ERA.id - Batas tertinggi biaya yang harus dikeluarkan warga kalau mau melakukan Real Time Polymerase Chain Reaction (RT PCR) secara mandiri adalah Rp900 ribu. Yang jadi pertanyaan, apa sanksi pemerintah terhadap rumah sakit yang bandel melanggar aturan itu.
Saat konferensi pers, Satuan Tugas Penanganan COVID-19 'cuma' meminta rumah sakit dan layanan kesehatan lainnya tidak memasang tarif tes diagnosa COVID-19 dengan PCR melebihi Rp900 ribu.
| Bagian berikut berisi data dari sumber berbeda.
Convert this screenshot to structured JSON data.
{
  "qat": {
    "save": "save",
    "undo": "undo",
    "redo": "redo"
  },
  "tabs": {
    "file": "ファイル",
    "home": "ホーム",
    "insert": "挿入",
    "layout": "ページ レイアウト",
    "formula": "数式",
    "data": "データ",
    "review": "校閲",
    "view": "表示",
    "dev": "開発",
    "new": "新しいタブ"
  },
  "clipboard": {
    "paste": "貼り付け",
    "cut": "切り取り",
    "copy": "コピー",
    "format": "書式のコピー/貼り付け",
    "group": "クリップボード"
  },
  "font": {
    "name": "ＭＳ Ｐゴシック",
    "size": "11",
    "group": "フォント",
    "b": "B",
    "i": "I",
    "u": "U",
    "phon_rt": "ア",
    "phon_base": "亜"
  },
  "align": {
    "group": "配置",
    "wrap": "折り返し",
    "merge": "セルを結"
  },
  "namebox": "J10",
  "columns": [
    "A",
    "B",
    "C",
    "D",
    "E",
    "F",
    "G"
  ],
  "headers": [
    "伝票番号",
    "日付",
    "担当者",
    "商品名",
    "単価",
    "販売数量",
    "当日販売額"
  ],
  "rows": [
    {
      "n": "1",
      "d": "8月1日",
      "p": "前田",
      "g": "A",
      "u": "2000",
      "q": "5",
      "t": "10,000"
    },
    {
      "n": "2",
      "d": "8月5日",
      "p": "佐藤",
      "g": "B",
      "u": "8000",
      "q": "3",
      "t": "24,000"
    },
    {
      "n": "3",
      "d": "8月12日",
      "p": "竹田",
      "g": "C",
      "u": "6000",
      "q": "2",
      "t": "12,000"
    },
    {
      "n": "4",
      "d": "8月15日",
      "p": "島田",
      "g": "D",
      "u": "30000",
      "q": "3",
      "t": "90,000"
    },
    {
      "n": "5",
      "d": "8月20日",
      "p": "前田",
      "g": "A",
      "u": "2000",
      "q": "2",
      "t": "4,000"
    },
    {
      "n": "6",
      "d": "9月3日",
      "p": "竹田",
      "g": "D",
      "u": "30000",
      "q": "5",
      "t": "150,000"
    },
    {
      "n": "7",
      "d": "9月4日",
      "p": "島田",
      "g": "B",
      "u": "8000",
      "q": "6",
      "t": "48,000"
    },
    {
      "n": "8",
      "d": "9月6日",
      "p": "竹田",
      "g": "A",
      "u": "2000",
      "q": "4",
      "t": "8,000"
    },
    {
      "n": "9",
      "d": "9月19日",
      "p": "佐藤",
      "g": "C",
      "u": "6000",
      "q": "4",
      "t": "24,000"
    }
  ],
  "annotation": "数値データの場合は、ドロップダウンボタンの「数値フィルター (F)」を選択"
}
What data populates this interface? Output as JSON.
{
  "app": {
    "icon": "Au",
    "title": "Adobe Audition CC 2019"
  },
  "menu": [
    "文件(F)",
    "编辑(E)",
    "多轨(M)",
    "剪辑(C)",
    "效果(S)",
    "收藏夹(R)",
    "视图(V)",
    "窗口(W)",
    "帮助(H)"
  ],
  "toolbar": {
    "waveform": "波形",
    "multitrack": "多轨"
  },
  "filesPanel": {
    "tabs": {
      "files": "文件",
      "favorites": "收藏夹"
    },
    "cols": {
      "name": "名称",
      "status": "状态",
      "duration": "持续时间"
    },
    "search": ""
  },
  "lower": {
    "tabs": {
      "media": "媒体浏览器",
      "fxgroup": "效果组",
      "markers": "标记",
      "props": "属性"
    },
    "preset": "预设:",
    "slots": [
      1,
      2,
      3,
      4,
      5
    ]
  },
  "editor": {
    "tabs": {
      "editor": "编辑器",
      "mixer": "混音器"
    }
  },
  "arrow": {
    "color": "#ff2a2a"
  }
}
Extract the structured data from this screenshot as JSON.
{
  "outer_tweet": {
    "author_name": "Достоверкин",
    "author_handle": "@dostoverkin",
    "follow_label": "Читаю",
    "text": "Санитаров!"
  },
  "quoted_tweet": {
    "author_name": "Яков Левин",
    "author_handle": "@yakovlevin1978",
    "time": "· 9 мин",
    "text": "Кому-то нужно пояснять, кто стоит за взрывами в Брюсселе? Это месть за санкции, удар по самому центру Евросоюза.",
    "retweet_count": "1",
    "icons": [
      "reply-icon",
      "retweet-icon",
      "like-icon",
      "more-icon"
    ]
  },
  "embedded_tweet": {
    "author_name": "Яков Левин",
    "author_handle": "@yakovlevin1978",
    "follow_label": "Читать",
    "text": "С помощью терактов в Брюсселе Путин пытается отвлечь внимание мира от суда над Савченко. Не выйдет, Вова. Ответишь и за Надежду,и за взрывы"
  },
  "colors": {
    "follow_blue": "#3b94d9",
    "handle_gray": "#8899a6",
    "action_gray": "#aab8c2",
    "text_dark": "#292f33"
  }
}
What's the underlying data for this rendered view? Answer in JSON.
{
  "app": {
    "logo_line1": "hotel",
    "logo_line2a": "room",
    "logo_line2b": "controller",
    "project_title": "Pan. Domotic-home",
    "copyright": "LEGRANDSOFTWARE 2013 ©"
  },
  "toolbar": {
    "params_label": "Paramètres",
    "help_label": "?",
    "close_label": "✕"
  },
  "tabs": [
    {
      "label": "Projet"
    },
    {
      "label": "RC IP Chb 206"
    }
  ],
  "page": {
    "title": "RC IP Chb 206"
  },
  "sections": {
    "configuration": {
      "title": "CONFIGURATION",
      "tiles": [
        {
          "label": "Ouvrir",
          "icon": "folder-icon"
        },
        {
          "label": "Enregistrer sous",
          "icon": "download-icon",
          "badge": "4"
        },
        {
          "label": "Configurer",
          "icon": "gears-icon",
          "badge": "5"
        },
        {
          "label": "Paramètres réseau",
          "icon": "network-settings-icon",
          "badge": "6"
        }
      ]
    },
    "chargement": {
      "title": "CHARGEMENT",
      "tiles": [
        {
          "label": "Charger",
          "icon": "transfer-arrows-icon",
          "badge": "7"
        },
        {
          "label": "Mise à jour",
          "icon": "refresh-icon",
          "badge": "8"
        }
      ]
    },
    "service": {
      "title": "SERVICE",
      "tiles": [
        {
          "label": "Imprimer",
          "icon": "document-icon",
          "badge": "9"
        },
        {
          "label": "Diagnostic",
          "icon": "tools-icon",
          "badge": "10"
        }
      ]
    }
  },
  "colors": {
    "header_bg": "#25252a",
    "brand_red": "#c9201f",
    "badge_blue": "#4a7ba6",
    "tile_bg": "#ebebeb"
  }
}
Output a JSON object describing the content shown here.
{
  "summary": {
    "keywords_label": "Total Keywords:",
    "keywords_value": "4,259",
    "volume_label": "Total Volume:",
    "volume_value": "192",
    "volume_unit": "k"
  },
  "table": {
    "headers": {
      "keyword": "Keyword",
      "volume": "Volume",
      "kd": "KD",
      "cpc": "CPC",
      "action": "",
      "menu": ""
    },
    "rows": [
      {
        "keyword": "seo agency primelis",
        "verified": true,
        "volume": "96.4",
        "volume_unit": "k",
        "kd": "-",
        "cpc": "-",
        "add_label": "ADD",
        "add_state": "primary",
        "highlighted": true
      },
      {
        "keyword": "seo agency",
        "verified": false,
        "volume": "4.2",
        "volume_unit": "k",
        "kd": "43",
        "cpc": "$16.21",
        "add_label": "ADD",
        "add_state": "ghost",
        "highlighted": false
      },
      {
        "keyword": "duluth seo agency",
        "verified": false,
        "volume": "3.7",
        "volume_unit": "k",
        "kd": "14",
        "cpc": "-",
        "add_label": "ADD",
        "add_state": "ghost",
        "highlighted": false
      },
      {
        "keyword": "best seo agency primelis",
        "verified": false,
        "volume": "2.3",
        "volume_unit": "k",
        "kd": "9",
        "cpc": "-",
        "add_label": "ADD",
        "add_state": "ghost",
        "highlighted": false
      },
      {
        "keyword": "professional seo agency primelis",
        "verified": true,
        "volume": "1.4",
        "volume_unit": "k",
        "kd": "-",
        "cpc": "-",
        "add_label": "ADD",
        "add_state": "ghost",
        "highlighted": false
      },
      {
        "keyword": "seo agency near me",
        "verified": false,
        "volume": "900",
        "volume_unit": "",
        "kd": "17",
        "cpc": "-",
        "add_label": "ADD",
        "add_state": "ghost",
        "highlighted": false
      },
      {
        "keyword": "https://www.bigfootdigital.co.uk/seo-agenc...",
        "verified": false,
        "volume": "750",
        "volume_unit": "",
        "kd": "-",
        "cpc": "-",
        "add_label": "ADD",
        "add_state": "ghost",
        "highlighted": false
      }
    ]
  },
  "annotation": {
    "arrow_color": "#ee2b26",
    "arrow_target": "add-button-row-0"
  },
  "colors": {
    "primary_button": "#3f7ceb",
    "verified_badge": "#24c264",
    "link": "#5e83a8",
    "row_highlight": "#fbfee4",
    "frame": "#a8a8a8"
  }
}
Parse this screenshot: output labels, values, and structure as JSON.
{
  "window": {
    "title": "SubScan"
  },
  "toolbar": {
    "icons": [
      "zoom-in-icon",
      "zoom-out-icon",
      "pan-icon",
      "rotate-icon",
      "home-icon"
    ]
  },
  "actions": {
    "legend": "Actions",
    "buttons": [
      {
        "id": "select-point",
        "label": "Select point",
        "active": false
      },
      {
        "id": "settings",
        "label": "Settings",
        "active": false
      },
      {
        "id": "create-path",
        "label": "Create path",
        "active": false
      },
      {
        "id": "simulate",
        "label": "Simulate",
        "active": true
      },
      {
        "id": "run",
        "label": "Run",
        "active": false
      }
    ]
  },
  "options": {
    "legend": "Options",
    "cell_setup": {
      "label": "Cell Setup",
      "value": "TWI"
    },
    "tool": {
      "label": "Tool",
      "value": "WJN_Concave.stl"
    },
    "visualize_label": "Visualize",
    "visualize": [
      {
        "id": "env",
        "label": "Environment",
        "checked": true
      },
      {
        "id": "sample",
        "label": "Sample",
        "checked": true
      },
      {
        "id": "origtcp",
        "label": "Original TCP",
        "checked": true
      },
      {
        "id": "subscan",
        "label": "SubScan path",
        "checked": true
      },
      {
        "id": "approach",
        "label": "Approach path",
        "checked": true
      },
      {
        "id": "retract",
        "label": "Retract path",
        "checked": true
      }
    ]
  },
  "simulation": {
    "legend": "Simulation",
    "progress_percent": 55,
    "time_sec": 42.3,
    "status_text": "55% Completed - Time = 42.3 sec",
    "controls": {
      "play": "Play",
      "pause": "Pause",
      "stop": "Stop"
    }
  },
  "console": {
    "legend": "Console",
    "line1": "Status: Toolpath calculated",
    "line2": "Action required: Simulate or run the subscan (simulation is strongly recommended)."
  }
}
Hal itu sudah diatur dalam Surat Edaran Kementerian Kesehatan nomor HK. 02.02/I/3713/2020.
"Kami meminta agar faskes yang melayani tes usap mandiri untuk mematuhi surat edaran Kementerian Kesehatan, dan transparan dengan pembiayaan pelayanan kesehatan demi meminimalisir fraud (penyalahgunaan)," kata Juru Bicara Satgas COVID-19 Wiku Adisasmito di Jakarta, Kamis (8/10/2020).
Sebagai informasi, angka Rp900 itu cuma berlaku untuk tes usap yang dilakukan masyarakat secara mandiri atau karena keinginan sendiri. Beda hal kalau berkaitan dengan penelusuran kontak.
Batasan tarif tertinggi itu tidak berlaku untuk kegiatan penelusuran kontak atau rujukan kasus COVID-19 ke rumah sakit yang penyelenggaraannya mendapatkan bantuan pemeriksaan RT-PCR dari pemerintah, atau merupakan bagian dari penjaminan pembiayaan pasien COVID-19.
“Apabila RT PCR merupakan hasil penelusuran kontak, maka pembiayaannya dijamin pemerintah,” ujar Wiku.
Surat Edaran nomor HK. 02.02/I/3713/2020 tentang Batasan Tarif Tertinggi Pemeriksaan Real Time Polymerase Chain Reaction (RT-PCR) itu disahkan Kemenkes pada 5 Oktober 2020.
Penetapan standar tarif tertinggi pemeriksaan RT-PCR melalui pembahasan secara komprehensif antara Kemenkes dan Badan Pengawasan Keuangan dan Pembangunan (BPKP), dengan mempertimbangkan komponen jasa pelayanan, komponen bahan habis pakai dan reagen, komponen biaya administrasi, dan komponen lainnya.
Besaran standar tarif tertinggi itu juga akan dievaluasi secara periodik dengan memperhitungkan perubahan harga dalam komponen pembiayaan.